Closed FishYuLi closed 5 years ago
A difference is that detectron use RoIAlign, where we use RoIPool.
@chengdazhi Yes, I notice that. But I'm not sure that if RoIAlign can make a difference of nearly 1.7 points. The paper of Mask RCNN shows that this may lead to an improvement of about 1 point, which makes me a little confused. Thanks a lot. I may try RoIAlign later.
Another possibility is that we train FPN in a two stage manner, this speeds up training, but can harm accuracy.
@chengdazhi 38.5 is also the result of a two-stage manner with pre-computed proposals and 1x schedule.
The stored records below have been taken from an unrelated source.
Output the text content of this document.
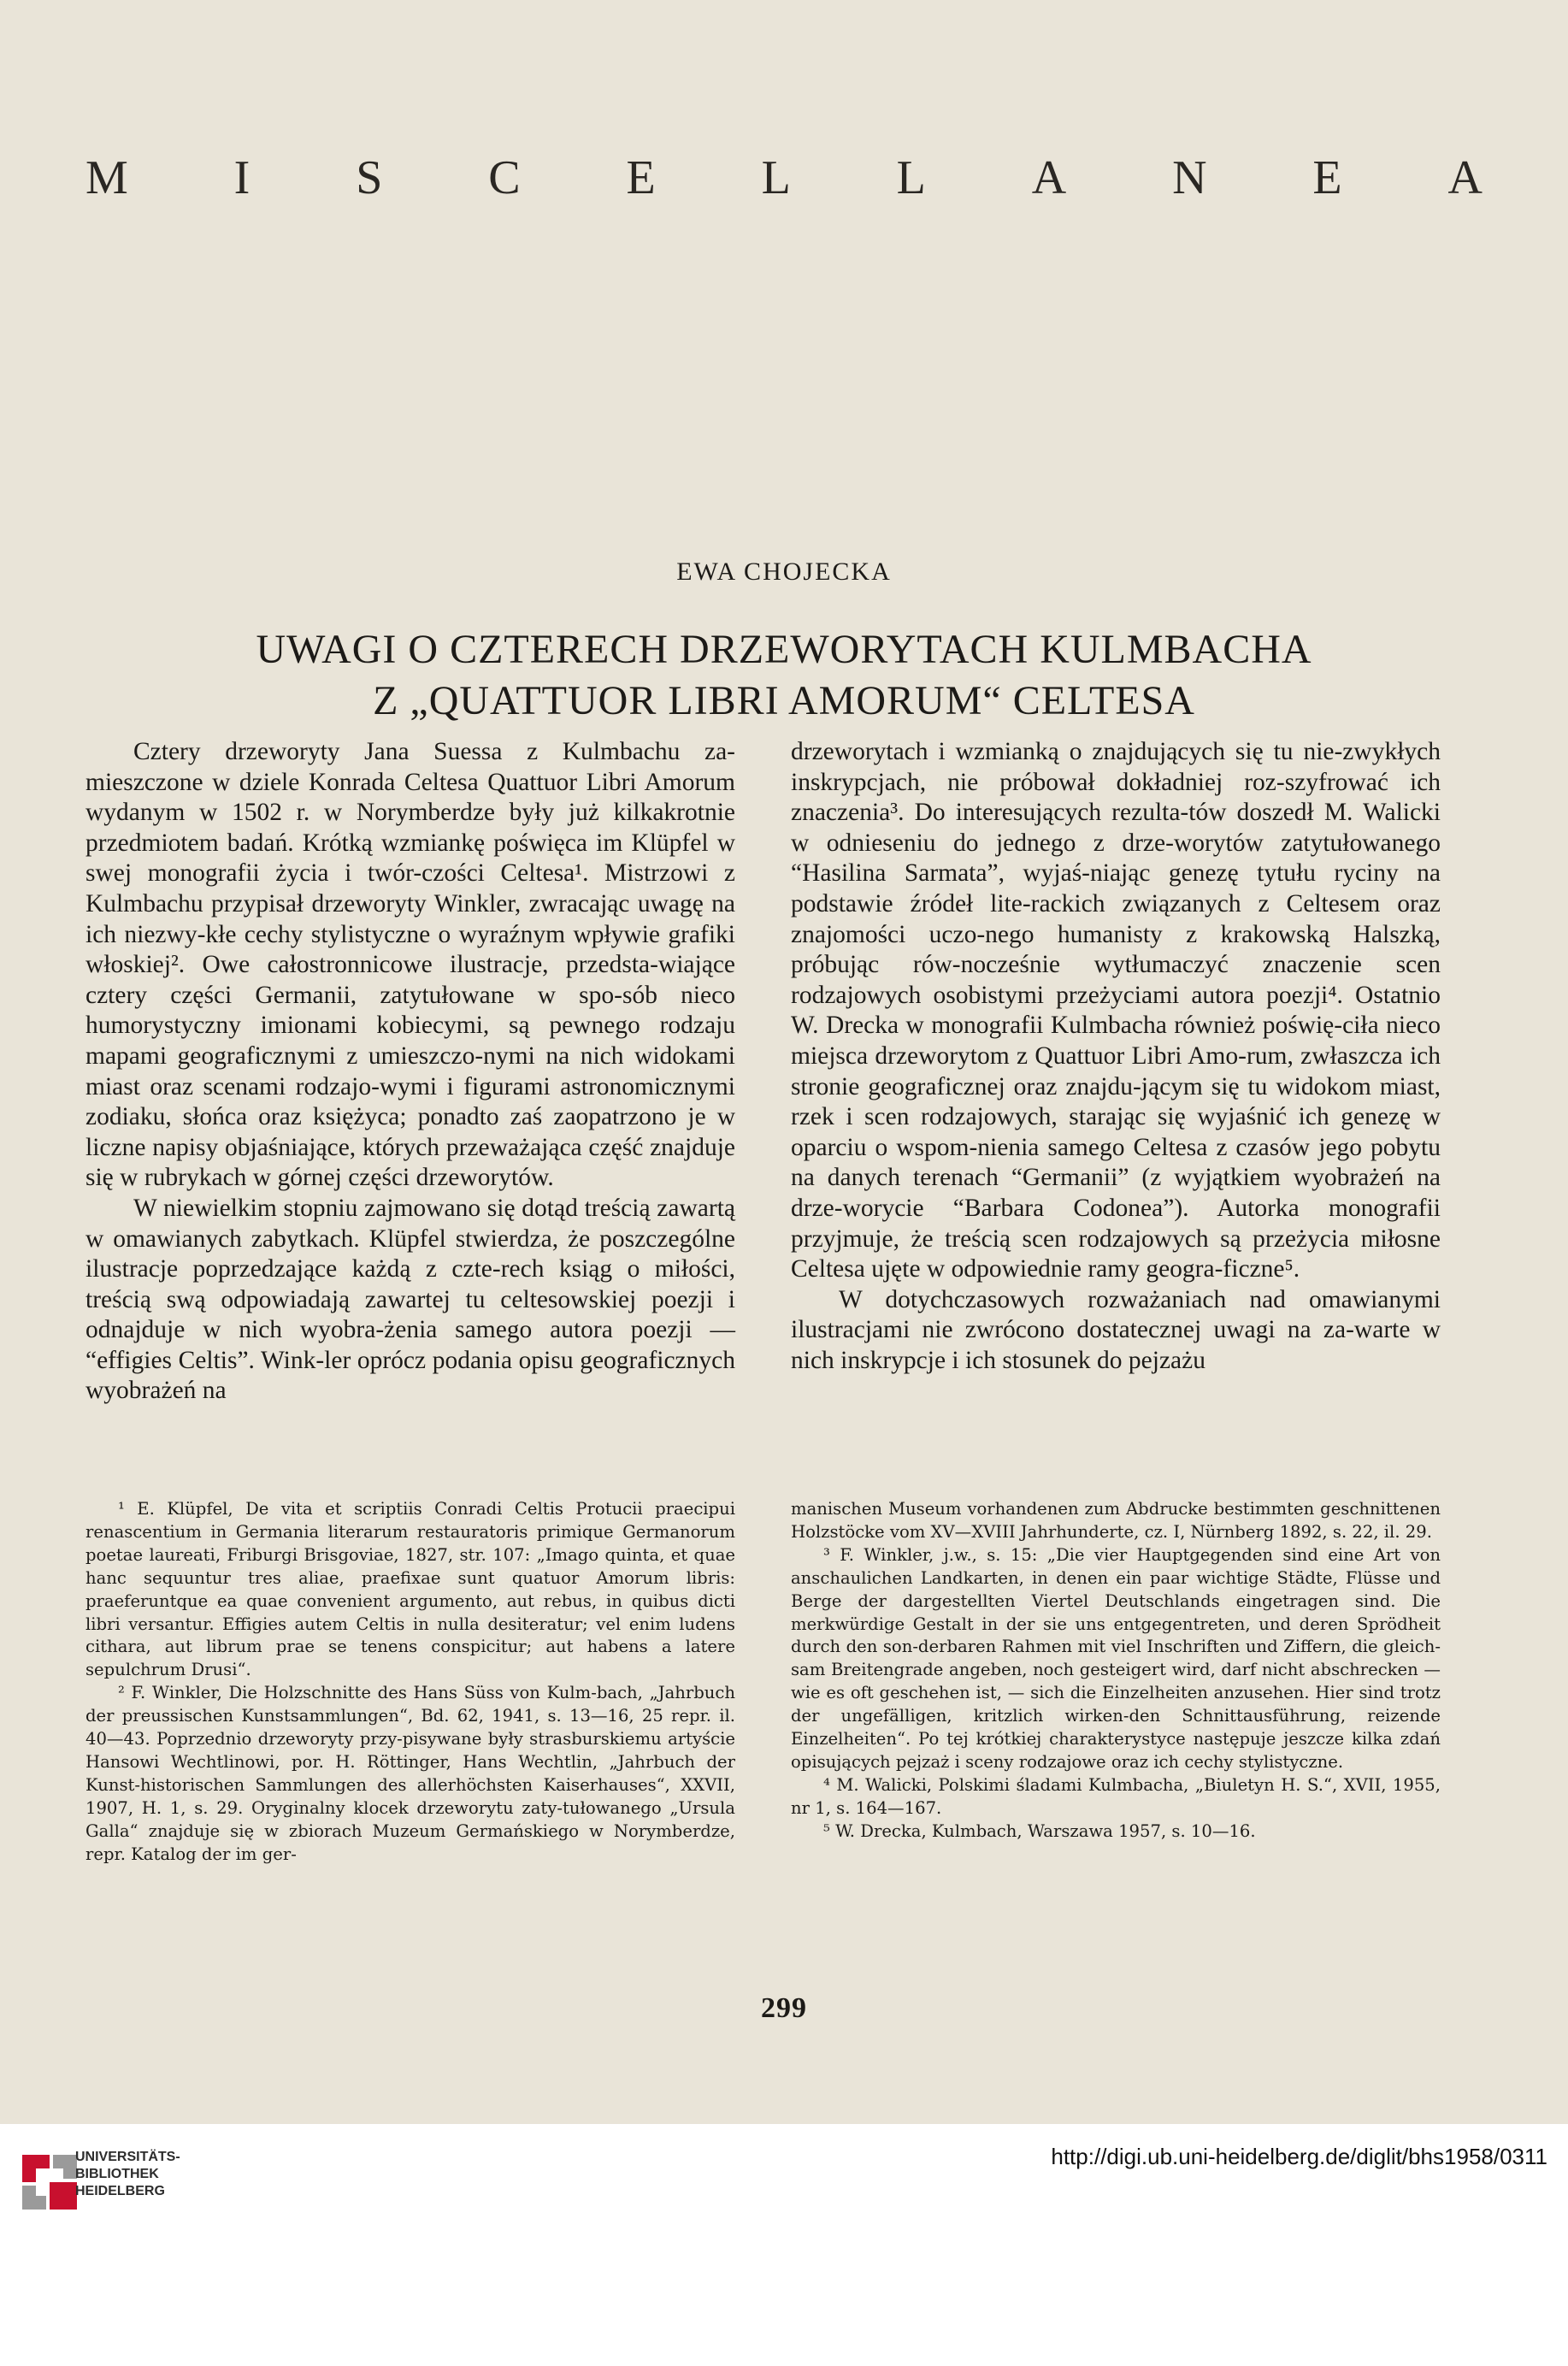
M I S C E L L A N E A
EWA CHOJECKA
UWAGI O CZTERECH DRZEWORYTACH KULMBACHA
Z „QUATTUOR LIBRI AMORUM“ CELTESA

Cztery drzeworyty Jana Suessa z Kulmbachu za-mieszczone w dziele Konrada Celtesa Quattuor Libri Amorum wydanym w 1502 r. w Norymberdze były już kilkakrotnie przedmiotem badań. Krótką wzmiankę poświęca im Klüpfel w swej monografii życia i twór-czości Celtesa¹. Mistrzowi z Kulmbachu przypisał drzeworyty Winkler, zwracając uwagę na ich niezwy-kłe cechy stylistyczne o wyraźnym wpływie grafiki włoskiej². Owe całostronnicowe ilustracje, przedsta-wiające cztery części Germanii, zatytułowane w spo-sób nieco humorystyczny imionami kobiecymi, są pewnego rodzaju mapami geograficznymi z umieszczo-nymi na nich widokami miast oraz scenami rodzajo-wymi i figurami astronomicznymi zodiaku, słońca oraz księżyca; ponadto zaś zaopatrzono je w liczne napisy objaśniające, których przeważająca część znajduje się w rubrykach w górnej części drzeworytów.

W niewielkim stopniu zajmowano się dotąd treścią zawartą w omawianych zabytkach. Klüpfel stwierdza, że poszczególne ilustracje poprzedzające każdą z czte-rech ksiąg o miłości, treścią swą odpowiadają zawartej tu celtesowskiej poezji i odnajduje w nich wyobra-żenia samego autora poezji — “effigies Celtis”. Wink-ler oprócz podania opisu geograficznych wyobrażeń na

drzeworytach i wzmianką o znajdujących się tu nie-zwykłych inskrypcjach, nie próbował dokładniej roz-szyfrować ich znaczenia³. Do interesujących rezulta-tów doszedł M. Walicki w odnieseniu do jednego z drze-worytów zatytułowanego “Hasilina Sarmata”, wyjaś-niając genezę tytułu ryciny na podstawie źródeł lite-rackich związanych z Celtesem oraz znajomości uczo-nego humanisty z krakowską Halszką, próbując rów-nocześnie wytłumaczyć znaczenie scen rodzajowych osobistymi przeżyciami autora poezji⁴. Ostatnio W. Drecka w monografii Kulmbacha również poświę-ciła nieco miejsca drzeworytom z Quattuor Libri Amo-rum, zwłaszcza ich stronie geograficznej oraz znajdu-jącym się tu widokom miast, rzek i scen rodzajowych, starając się wyjaśnić ich genezę w oparciu o wspom-nienia samego Celtesa z czasów jego pobytu na danych terenach “Germanii” (z wyjątkiem wyobrażeń na drze-worycie “Barbara Codonea”). Autorka monografii przyjmuje, że treścią scen rodzajowych są przeżycia miłosne Celtesa ujęte w odpowiednie ramy geogra-ficzne⁵.

W dotychczasowych rozważaniach nad omawianymi ilustracjami nie zwrócono dostatecznej uwagi na za-warte w nich inskrypcje i ich stosunek do pejzażu

¹ E. Klüpfel, De vita et scriptiis Conradi Celtis Protucii praecipui renascentium in Germania literarum restauratoris primique Germanorum poetae laureati, Friburgi Brisgoviae, 1827, str. 107: „Imago quinta, et quae hanc sequuntur tres aliae, praefixae sunt quatuor Amorum libris: praeferuntque ea quae convenient argumento, aut rebus, in quibus dicti libri versantur. Effigies autem Celtis in nulla desiteratur; vel enim ludens cithara, aut librum prae se tenens conspicitur; aut habens a latere sepulchrum Drusi“.

² F. Winkler, Die Holzschnitte des Hans Süss von Kulm-bach, „Jahrbuch der preussischen Kunstsammlungen“, Bd. 62, 1941, s. 13—16, 25 repr. il. 40—43. Poprzednio drzeworyty przy-pisywane były strasburskiemu artyście Hansowi Wechtlinowi, por. H. Röttinger, Hans Wechtlin, „Jahrbuch der Kunst-historischen Sammlungen des allerhöchsten Kaiserhauses“, XXVII, 1907, H. 1, s. 29. Oryginalny klocek drzeworytu zaty-tułowanego „Ursula Galla“ znajduje się w zbiorach Muzeum Germańskiego w Norymberdze, repr. Katalog der im ger-

manischen Museum vorhandenen zum Abdrucke bestimmten geschnittenen Holzstöcke vom XV—XVIII Jahrhunderte, cz. I, Nürnberg 1892, s. 22, il. 29.

³ F. Winkler, j.w., s. 15: „Die vier Hauptgegenden sind eine Art von anschaulichen Landkarten, in denen ein paar wichtige Städte, Flüsse und Berge der dargestellten Viertel Deutschlands eingetragen sind. Die merkwürdige Gestalt in der sie uns entgegentreten, und deren Sprödheit durch den son-derbaren Rahmen mit viel Inschriften und Ziffern, die gleich-sam Breitengrade angeben, noch gesteigert wird, darf nicht abschrecken — wie es oft geschehen ist, — sich die Einzelheiten anzusehen. Hier sind trotz der ungefälligen, kritzlich wirken-den Schnittausführung, reizende Einzelheiten“. Po tej krótkiej charakterystyce następuje jeszcze kilka zdań opisujących pejzaż i sceny rodzajowe oraz ich cechy stylistyczne.

⁴ M. Walicki, Polskimi śladami Kulmbacha, „Biuletyn H. S.“, XVII, 1955, nr 1, s. 164—167.

⁵ W. Drecka, Kulmbach, Warszawa 1957, s. 10—16.

299
UNIVERSITÄTS-
BIBLIOTHEK
HEIDELBERG
http://digi.ub.uni-heidelberg.de/diglit/bhs1958/0311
They got 39.4 with end2end training.
different pretrained resnet models could be another possible cause
@FishYuLi Some other known differences are: 1) The detectron changes the learning rate by 2 times, there has 0.2~0.4 mAP improvement. 2) The implementation of weight-decay in MXNET and Caffe2 has a little difference, this may lead 0.1~0.3 mAP gaps compared with the best results, depending on how many GPUs do you use. 3) We closed the warmup. 4) The detectron adopts Xariver init, we use random Gaussian. 5) We use softnms=0.6 and the detectron use NMS=0.5. For plain ROI, the softnms will have 0.4~0.5 mAP gain than NMS. But for ROI-Align, there is only 0.2 mAP gain.
@stupidZZ Sounds more reasonable. Thanks! : )
Hi! This is a great work! But I wonder why the FPN baseline (2FC + softnms(0.6) ResNet-101) 36.8 mAP is lower than the Detectron FPN baseline (R-101-FPN) 38.5 mAP ? You both use ResNet101 and pre-computed proposals. Is there anything different in implementation?